No dijo más porque en ese instante pareció haber concluido el recorrido y don Fernando lanzó una invitación:

“No sé ustedes, pero yo muero de hambre y desperté temprano para preparar un par de guisos. Quiero invitarlos y si no les gusta me lo vomitan en la cara”.

En medio del festejo unánime de la ocurrencia, nos guío a una terraza amplia, rodeada de laureles, ficus y seibós que regalaban frescura, justo cuando el sol reinaba en todo lo alto.

Tenía razón don Fernando, todos comieron hasta la saciedad. Algunos; relleno negro de pavo y otros prefirieron el relleno de queso bola. No faltó el goloso que tomó de ambos guisos.

Don Fernando no espero que el “síndrome del cochino”, se presentará y como si lo hubiera planeado propuso que se jugara a una pequeña lotería, cuyos premios, donados por él, serían tres botellas de licor: Una de coñac, otra de whisky y una más de un brandy añejo; todas de marcas conocidas y costosas. Saco un pequeño block de hojas blancas e hizo que todos escribieran sus nombres y los metieran, previo doblez, en una ánfora de cristal ámbar. “Vamos a quemar los primeros dos y el tercero tendrá premio”.  Propuso entre aplausos y el entusiasmo que genera el azar. Luego, uno a uno se fue entregando cada premio.

Si todo hubiera terminado así, podría haber recordado ese día como uno de esas inesperadas sorpresas en que se saca premio sin comprar boleto. Pero quien puede asegurar que los finales inesperados, también tienes finales felices…

—Antes de retirarnos, ¿hay alguna buena nueva sobre mi humilde solicitud, señor alcalde? —  Preguntó, don Fernando, con un gesto de seriedad que inevitable se transforma en cierta fealdad que habíamos dado por descontado hasta ese momento.

Todos hicieron silenció y después de mi desconcierto sentí curiosidad por saber de qué estaría hablando nuestro anfitrión.

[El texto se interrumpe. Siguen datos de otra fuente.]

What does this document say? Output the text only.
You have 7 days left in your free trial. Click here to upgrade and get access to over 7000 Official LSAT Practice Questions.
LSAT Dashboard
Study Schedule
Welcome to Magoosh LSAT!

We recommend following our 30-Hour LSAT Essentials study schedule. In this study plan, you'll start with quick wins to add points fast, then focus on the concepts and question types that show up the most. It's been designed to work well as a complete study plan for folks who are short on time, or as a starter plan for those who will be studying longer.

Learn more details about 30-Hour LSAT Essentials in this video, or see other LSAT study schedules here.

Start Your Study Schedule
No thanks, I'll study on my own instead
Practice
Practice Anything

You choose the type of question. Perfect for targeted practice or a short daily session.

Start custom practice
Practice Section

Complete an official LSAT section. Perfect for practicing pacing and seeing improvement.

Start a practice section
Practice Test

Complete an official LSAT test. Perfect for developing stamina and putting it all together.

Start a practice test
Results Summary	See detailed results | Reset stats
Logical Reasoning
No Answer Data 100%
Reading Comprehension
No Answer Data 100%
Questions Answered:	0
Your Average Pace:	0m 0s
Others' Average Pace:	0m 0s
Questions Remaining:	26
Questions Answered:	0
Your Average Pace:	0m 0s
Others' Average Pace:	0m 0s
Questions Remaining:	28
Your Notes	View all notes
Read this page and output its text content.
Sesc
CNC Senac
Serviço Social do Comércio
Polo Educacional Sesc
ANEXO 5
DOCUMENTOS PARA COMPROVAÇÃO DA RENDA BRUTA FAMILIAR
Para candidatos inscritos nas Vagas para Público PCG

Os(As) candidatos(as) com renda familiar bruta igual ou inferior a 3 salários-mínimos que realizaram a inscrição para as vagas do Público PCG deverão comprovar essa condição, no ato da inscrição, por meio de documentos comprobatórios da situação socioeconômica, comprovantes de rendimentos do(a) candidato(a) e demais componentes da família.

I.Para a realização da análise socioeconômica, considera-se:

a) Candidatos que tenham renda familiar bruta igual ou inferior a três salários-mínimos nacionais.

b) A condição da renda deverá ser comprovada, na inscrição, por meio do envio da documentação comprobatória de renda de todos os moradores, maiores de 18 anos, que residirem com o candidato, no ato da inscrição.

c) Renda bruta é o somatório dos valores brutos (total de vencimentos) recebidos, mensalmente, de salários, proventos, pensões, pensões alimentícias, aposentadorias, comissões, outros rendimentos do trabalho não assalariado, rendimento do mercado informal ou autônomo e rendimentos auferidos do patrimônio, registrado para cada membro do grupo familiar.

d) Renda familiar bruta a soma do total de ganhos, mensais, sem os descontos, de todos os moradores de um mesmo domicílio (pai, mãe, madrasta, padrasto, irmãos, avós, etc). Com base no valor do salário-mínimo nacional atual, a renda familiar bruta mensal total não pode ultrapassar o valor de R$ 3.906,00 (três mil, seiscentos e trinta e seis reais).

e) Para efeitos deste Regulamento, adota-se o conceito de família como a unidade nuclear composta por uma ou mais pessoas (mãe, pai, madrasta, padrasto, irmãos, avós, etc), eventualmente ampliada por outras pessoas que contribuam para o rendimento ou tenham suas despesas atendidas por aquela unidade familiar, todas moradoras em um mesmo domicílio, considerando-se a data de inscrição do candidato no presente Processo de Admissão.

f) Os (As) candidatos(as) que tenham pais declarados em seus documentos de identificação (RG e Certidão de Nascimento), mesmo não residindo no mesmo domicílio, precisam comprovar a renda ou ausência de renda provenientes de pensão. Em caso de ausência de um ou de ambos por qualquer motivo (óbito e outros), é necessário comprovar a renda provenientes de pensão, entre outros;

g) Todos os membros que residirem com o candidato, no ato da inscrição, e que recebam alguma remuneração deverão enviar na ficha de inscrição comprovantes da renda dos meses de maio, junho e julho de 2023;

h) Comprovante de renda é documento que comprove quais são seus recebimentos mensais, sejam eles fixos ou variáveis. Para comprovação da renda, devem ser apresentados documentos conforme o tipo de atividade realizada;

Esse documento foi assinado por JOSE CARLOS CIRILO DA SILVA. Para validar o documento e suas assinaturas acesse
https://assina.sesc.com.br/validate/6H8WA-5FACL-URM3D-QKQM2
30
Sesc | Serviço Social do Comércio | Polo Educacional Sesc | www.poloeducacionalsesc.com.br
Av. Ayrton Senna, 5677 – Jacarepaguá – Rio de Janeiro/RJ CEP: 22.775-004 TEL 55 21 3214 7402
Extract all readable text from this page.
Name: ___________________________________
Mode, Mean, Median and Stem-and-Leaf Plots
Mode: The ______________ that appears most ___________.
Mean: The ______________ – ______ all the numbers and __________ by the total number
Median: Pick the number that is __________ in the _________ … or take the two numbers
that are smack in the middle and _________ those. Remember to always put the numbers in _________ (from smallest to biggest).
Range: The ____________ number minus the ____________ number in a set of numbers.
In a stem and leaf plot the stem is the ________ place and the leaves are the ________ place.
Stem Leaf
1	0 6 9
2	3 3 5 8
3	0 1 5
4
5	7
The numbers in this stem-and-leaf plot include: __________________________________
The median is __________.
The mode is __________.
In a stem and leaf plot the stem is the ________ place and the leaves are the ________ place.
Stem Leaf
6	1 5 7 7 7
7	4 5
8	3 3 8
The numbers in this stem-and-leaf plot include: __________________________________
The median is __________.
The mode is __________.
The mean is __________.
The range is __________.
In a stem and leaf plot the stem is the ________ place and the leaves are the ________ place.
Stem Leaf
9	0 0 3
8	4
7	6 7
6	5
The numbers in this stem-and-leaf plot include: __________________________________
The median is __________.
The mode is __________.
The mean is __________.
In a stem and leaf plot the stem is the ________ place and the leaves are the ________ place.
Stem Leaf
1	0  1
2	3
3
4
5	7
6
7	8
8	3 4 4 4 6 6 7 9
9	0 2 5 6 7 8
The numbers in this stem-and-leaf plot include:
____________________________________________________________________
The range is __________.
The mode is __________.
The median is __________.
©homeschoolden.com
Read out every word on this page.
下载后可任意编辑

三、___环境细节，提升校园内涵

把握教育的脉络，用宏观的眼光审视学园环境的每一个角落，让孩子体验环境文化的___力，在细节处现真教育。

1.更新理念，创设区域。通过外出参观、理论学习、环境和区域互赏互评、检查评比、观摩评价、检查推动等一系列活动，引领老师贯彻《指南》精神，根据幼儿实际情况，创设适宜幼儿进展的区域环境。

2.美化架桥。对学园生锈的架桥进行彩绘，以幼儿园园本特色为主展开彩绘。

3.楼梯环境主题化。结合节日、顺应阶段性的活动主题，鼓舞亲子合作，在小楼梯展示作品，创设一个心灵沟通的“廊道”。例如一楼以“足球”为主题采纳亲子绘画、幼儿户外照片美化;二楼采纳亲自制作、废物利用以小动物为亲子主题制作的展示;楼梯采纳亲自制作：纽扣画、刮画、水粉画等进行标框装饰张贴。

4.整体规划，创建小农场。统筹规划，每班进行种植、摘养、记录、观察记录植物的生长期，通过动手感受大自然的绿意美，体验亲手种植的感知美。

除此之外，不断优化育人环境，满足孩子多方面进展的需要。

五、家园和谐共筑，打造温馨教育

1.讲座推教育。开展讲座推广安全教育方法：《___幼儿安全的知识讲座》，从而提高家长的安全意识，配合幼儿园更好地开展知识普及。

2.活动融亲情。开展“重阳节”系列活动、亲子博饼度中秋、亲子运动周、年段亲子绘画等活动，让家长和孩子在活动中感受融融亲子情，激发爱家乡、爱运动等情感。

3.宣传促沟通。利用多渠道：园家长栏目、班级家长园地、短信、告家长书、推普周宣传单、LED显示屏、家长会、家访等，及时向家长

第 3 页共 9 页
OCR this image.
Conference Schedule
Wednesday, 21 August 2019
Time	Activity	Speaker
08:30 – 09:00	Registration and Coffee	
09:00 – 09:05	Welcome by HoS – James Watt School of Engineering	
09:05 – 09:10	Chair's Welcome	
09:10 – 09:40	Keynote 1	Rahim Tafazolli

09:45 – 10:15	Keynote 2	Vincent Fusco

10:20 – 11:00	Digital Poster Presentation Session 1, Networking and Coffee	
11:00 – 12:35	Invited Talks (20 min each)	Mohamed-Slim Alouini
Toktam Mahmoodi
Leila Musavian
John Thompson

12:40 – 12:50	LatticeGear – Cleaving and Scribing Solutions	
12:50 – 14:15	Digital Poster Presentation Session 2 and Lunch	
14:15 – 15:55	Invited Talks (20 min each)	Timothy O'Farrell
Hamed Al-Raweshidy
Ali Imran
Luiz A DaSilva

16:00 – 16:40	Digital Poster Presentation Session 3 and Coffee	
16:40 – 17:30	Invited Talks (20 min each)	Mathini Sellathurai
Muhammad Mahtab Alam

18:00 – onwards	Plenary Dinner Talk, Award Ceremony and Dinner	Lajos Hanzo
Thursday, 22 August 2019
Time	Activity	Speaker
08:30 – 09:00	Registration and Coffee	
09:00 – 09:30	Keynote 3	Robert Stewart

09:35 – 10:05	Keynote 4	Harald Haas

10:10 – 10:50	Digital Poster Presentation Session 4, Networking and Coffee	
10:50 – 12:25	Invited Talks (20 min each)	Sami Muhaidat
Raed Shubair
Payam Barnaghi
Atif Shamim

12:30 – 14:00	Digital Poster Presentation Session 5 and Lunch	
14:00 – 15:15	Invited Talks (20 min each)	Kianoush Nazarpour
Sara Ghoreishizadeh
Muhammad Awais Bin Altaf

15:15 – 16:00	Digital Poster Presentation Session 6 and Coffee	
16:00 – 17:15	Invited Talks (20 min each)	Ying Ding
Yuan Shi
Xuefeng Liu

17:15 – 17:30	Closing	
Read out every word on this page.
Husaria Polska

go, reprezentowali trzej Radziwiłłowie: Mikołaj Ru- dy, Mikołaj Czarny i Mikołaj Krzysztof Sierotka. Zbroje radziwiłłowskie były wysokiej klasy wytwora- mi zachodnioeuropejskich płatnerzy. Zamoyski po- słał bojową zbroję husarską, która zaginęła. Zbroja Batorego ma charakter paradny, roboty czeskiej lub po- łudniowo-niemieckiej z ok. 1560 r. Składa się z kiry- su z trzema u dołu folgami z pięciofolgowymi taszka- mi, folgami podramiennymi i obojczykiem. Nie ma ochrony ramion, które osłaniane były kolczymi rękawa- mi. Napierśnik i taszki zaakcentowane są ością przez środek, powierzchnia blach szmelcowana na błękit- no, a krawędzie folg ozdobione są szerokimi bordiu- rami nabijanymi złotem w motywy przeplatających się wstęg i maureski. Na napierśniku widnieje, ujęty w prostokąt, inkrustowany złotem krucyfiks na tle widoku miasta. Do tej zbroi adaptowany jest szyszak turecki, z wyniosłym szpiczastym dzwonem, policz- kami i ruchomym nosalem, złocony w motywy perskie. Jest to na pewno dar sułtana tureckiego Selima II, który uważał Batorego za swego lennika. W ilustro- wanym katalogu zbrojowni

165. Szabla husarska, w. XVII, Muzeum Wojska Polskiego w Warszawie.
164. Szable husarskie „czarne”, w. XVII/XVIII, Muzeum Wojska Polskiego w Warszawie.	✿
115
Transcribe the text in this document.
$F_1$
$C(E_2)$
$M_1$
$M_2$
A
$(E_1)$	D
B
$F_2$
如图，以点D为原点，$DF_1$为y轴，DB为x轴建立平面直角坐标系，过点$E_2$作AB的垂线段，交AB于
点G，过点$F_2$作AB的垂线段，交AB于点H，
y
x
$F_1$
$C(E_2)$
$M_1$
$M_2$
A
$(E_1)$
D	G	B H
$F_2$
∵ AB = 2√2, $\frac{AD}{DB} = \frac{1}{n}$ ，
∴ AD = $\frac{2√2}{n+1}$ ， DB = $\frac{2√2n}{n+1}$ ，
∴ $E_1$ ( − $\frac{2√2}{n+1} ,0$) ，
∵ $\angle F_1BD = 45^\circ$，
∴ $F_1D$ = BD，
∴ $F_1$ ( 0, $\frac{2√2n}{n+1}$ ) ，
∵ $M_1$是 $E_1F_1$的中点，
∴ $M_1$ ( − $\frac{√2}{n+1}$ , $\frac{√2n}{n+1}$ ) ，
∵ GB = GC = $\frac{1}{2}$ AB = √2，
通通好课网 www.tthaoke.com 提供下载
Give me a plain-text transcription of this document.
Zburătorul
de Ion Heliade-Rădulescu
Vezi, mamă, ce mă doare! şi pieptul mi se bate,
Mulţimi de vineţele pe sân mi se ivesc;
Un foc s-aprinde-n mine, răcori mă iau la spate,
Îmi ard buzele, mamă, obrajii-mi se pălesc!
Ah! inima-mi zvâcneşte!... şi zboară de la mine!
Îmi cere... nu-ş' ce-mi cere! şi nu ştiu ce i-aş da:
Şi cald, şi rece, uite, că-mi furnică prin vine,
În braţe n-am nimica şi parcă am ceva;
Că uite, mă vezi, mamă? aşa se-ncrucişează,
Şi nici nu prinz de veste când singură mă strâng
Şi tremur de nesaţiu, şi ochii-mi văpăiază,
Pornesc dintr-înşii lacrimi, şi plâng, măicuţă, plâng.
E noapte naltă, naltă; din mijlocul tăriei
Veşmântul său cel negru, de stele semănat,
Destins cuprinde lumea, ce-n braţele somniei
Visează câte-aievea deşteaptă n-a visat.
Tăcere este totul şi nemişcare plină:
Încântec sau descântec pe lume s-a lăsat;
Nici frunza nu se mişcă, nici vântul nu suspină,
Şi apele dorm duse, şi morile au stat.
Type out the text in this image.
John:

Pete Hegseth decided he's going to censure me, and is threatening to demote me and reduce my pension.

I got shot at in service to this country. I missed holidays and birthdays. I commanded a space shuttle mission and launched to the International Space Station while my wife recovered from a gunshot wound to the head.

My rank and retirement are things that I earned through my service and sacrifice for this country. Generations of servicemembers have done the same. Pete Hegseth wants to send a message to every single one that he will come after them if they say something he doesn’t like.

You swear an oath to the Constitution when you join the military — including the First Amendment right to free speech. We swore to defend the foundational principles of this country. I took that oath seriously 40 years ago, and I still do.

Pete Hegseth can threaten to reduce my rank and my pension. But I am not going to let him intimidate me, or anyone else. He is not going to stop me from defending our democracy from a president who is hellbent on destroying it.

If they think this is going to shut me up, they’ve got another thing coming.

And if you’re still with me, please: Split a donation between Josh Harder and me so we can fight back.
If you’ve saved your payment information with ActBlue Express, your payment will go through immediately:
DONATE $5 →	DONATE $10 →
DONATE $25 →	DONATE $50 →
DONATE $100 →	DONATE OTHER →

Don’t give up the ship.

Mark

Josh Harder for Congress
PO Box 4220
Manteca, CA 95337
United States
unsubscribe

—Pues creo que sí—, respondió, igual de serio el alcalde, — recibimos ya del estado, la partida presupuestal para obras de este semestre. Además hemos cotizado con una constructora de confianza y nos ha contestado que la inversión mínima para hacer llegar la energía eléctrica hasta el rancho que tiene en nuestro municipio es de tres millones de pesos.

—Magnifico, buena noticia, mi amigo—, dijo don Fernando y se apresuró a darle un abrazo al presidente mientras se separaban un poco para hablar. En tanto, todos se alistaron para la partida.

Durante el regreso, mentalmente hice cuentas de cuanto habría gastado en los tristes juguitos de un peso que se habían repartido durante la campaña.  Si Zac Mutul, contaba con treinta mil habitantes. Sería como si a cada uno le hubieran vendido a 100 pesos el juguito, por su eventual asistencia a un mitin de campaña. Entre amargado y decepcionado, empecé a estimar más justa la real imagen de don Fernando de la O, en Lord Juguitos.